I started with the Spiced Chipotle Honey Chicken with Sweet Potatoes.  These are some of my favorite ingredients, so obviously I already had everything I needed in the house to make this for dinner.  It is very quick, quite easy, and reasonably healthy.  All good things for a weeknight dinner.  It is simultaneously sweet, spicy, earthy, and savory.  If you are looking for a healthy dinner to get you back on the healthy eating bandwagon, this is a good one.  It's so flavorful you won't miss the butter, cheese, or cream. 

I've already made a few other recipes from this book, and I can't wait to make and share many more!

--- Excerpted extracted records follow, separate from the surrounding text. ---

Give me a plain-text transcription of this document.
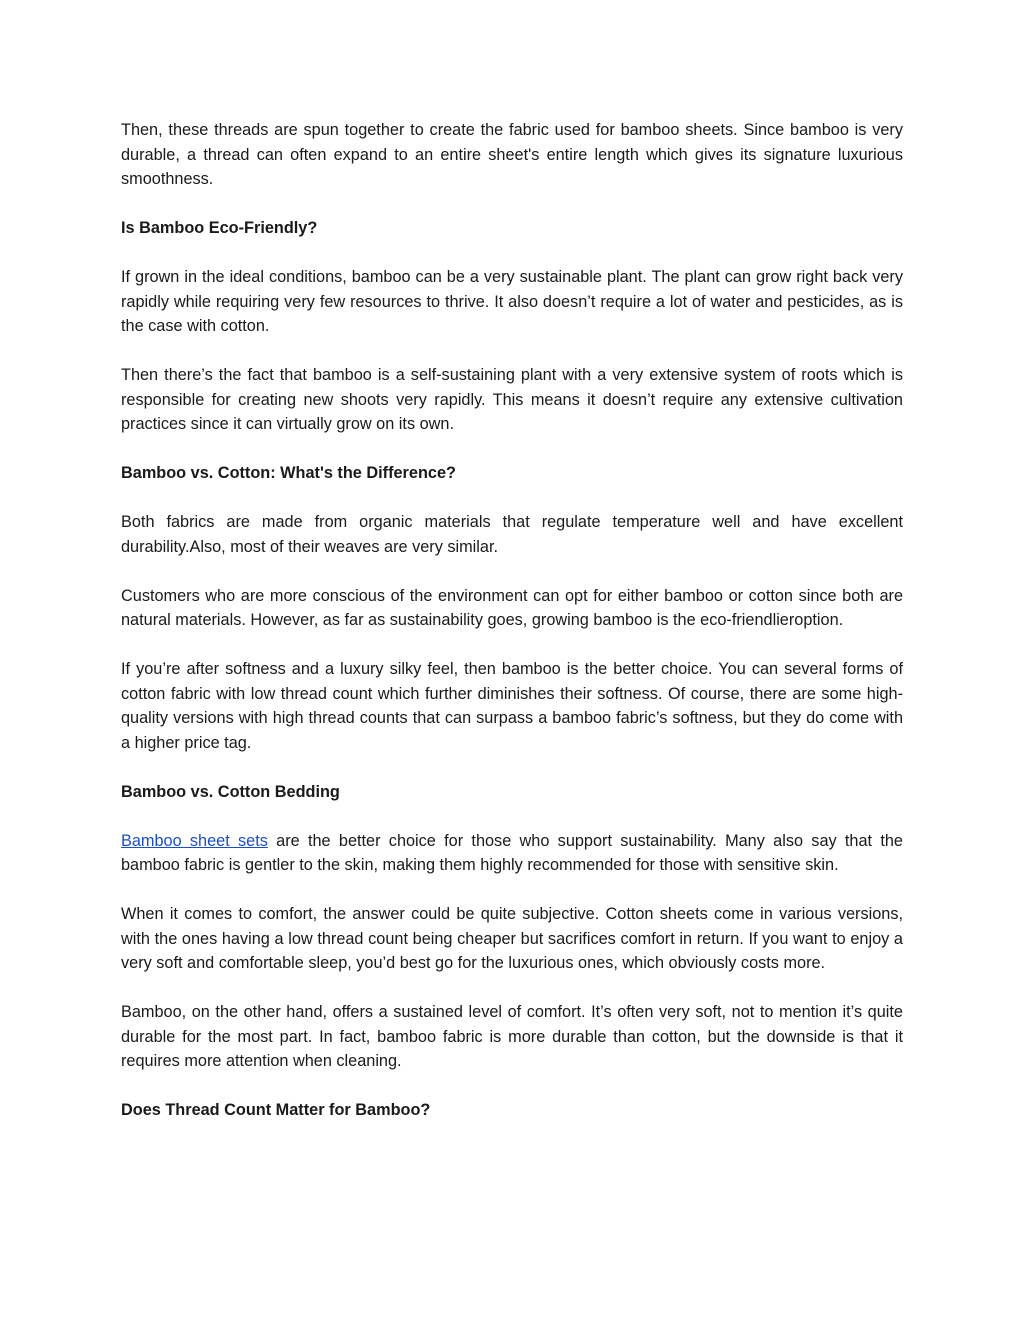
Then, these threads are spun together to create the fabric used for bamboo sheets. Since bamboo is very durable, a thread can often expand to an entire sheet's entire length which gives its signature luxurious smoothness.

Is Bamboo Eco-Friendly?

If grown in the ideal conditions, bamboo can be a very sustainable plant. The plant can grow right back very rapidly while requiring very few resources to thrive. It also doesn’t require a lot of water and pesticides, as is the case with cotton.

Then there’s the fact that bamboo is a self-sustaining plant with a very extensive system of roots which is responsible for creating new shoots very rapidly. This means it doesn’t require any extensive cultivation practices since it can virtually grow on its own.

Bamboo vs. Cotton: What's the Difference?

Both fabrics are made from organic materials that regulate temperature well and have excellent durability.Also, most of their weaves are very similar.

Customers who are more conscious of the environment can opt for either bamboo or cotton since both are natural materials. However, as far as sustainability goes, growing bamboo is the eco-friendlieroption.

If you’re after softness and a luxury silky feel, then bamboo is the better choice. You can several forms of cotton fabric with low thread count which further diminishes their softness. Of course, there are some high-quality versions with high thread counts that can surpass a bamboo fabric’s softness, but they do come with a higher price tag.

Bamboo vs. Cotton Bedding

Bamboo sheet sets are the better choice for those who support sustainability. Many also say that the bamboo fabric is gentler to the skin, making them highly recommended for those with sensitive skin.

When it comes to comfort, the answer could be quite subjective. Cotton sheets come in various versions, with the ones having a low thread count being cheaper but sacrifices comfort in return. If you want to enjoy a very soft and comfortable sleep, you’d best go for the luxurious ones, which obviously costs more.

Bamboo, on the other hand, offers a sustained level of comfort. It’s often very soft, not to mention it’s quite durable for the most part. In fact, bamboo fabric is more durable than cotton, but the downside is that it requires more attention when cleaning.

Does Thread Count Matter for Bamboo?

One Year Ago:  Sausage Stuffed Mushrooms

Spiced Chipotle Honey Chicken Breasts with Sweet Potatoes
adapted from In the Kitchen with a Good Appetite, by Melissa Clark
serves 6
  • 4 sweet potatoes (10 ounces each), peeled and cut into 1-inch pieces
  • 3 Tbs olive oil
  • 4 chipotle chiles in adobo sauce, minced
  • 3 garlic cloves, minced
  • 2 Tbs honey, plus more for drizzling
  • 1 Tbs apple cider vinegar
  • 1 1/4 tsp kosher salt, plus more to taste
  • 1 tsp ground cumin
  • 1/2 tsp ground cinnamon
  • 6 boneless, skinless chicken breasts (about 2 lbs)
  • chopped cilantro, for garnish
Preheat the oven to 400 degrees.  Place the sweet potatoes in a medium bowl.

In a small bowl, mix together 1 tablespoon of the olive oil, chipotles, garlic, honey, vinegar, salt, cumin, and cinnamon.  Mix the remaining 2 tablespoons of olive oil with 2 teaspoons of the paste.  Toss with the sweet potatoes.

Scatter the potatoes on the bottom of a roasting pan, and bake 15 minutes.  Meanwhile, rub the chicken breasts with the remaining paste. 

Stir the potatoes.  Carefully place the chicken on top of the sweet potatoes, and continue to roast until the chicken is just cooked through (registers 165 on an instant read thermometer), about 15-20 minutes longer

Divide the potatoes and chicken evenly among serving plates and drizzle with remaining honey and garnish with cilantro.  Serve.